A west Belfast man was allowed to engage in a "murderous campaign" to strengthen his position as a British spy, the High Court has heard.
Lawyers for victims' relatives made the claim against a man named as Freddie Scappaticci. They want an outside police force to look at 24 killings.
Northern Ireland's director of public prosecutions has ordered a new inquiry into the agent, codenamed Stakeknife.
Mr Scappaticci denies he was an IRA informer, operating as Stakeknife.
Although relatives of those allegedly killed by the IRA's so-called 'Nutting Squad' have backed the fresh inquiry, they are opposed to the Police Service of Northern Ireland taking charge.
Judicial review proceedings brought by the family of Caroline Moreland are now focused on ensuring outside investigators are brought in.
Ms Moreland, a 34-year-old Catholic mother-of-three from Belfast, was abducted and murdered by the IRA in July 1994 for being an alleged British informer.
A barrister for her family told the court: "This challenge concerns at its core a murderous campaign that a named individual, Mr Frederick Scappaticci, was allowed to engage upon whilst managed by the security forces in order, we say, to enhance his position as an intelligence asset."
The families' opposition to PSNI involvement in the inquiry is based a perceived lack of independence and the availability of resources.
Due to the director of public prosecution's intervention, the families' barrister sought an adjournment to allow time for investigators to be identified.
A barrister for the PSNI chief constable agreed that proceedings should be put on hold.
The court also heard there were resource issues and potential political implications.
Granting a four-week adjournment, Mrs Justice Keegan said: "Given the issues raised about delay, I'm keen to keep some timetable."

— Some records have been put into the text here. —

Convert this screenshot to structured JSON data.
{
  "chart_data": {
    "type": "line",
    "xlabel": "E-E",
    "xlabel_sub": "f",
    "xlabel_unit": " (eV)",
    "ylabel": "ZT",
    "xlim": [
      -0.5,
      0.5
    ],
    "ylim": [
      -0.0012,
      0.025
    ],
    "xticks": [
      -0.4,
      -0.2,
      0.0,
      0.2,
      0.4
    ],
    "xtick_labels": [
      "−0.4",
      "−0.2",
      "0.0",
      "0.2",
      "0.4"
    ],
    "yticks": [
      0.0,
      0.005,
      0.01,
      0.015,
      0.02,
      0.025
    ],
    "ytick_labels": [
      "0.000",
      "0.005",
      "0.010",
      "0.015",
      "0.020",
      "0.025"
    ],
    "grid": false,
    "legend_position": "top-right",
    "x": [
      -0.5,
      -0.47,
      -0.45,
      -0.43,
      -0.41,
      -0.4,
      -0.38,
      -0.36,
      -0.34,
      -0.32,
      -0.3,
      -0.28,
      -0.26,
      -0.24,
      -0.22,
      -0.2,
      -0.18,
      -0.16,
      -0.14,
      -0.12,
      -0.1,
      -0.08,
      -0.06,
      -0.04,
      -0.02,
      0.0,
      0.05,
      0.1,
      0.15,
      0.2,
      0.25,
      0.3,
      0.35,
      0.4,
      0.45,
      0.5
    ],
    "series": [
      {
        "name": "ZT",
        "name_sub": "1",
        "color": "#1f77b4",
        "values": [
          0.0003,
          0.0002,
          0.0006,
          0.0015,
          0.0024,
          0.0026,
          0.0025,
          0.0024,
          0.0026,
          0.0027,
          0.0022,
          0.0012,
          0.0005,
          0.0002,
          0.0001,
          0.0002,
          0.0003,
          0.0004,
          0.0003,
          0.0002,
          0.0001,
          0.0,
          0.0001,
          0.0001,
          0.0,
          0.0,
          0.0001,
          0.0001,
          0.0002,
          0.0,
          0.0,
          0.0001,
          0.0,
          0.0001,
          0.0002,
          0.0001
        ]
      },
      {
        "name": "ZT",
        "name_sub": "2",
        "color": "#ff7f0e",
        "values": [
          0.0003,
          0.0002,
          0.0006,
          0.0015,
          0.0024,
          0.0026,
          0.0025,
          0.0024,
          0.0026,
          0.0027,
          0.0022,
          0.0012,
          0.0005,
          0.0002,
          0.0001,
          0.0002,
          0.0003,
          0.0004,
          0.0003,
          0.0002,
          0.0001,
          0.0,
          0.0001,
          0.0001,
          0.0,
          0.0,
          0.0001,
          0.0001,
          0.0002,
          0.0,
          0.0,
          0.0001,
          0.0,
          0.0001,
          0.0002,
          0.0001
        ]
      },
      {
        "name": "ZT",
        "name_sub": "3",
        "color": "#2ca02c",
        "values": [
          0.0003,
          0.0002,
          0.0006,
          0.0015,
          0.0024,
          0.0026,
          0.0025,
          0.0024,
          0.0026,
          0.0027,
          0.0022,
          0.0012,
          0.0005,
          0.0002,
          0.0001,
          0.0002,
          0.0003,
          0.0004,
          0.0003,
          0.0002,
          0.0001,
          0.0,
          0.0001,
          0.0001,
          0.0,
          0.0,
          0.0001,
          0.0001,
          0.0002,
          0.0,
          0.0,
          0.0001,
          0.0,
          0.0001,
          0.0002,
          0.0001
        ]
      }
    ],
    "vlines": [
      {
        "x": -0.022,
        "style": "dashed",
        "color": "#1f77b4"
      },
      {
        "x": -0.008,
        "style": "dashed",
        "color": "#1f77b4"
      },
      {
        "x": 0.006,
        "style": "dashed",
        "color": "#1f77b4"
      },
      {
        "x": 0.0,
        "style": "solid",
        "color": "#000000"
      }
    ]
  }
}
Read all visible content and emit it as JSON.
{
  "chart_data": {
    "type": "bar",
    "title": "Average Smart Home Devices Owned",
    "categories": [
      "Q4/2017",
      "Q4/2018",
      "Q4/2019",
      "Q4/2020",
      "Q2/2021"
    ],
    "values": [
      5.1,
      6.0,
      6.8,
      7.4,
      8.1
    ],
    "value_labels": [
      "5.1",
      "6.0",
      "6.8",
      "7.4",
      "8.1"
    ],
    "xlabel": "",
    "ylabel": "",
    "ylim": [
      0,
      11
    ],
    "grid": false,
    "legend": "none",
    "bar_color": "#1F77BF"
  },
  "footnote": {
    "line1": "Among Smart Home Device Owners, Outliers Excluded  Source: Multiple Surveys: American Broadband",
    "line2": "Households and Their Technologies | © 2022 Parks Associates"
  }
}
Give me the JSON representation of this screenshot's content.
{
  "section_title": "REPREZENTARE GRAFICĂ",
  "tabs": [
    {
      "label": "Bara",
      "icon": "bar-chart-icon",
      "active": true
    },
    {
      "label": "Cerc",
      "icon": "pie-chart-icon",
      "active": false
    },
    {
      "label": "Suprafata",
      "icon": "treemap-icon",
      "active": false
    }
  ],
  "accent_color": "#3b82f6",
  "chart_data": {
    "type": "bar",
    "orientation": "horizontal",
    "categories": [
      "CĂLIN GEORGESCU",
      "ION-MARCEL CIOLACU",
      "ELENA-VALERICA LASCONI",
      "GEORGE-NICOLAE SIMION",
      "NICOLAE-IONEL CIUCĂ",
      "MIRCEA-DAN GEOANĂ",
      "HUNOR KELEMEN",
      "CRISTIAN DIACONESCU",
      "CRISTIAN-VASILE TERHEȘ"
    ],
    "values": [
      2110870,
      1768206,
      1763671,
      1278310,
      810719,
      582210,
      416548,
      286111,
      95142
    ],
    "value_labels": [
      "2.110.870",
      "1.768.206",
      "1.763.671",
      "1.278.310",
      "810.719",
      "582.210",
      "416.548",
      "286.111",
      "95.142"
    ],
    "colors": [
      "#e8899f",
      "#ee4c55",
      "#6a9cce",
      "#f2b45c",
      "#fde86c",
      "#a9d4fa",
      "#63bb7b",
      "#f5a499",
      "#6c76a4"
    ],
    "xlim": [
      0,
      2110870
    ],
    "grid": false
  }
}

Outside court, Ms Moreland's daughter, Shauna, said the families had taken a step in the right direction.
"We just don't have faith in the PSNI to investigate any further," she said.
Her solicitor said the action went right to the upper echelons of British military intelligence.
Referring to the possible political implications raised in court, he said: "It demonstrates the level to which this case goes."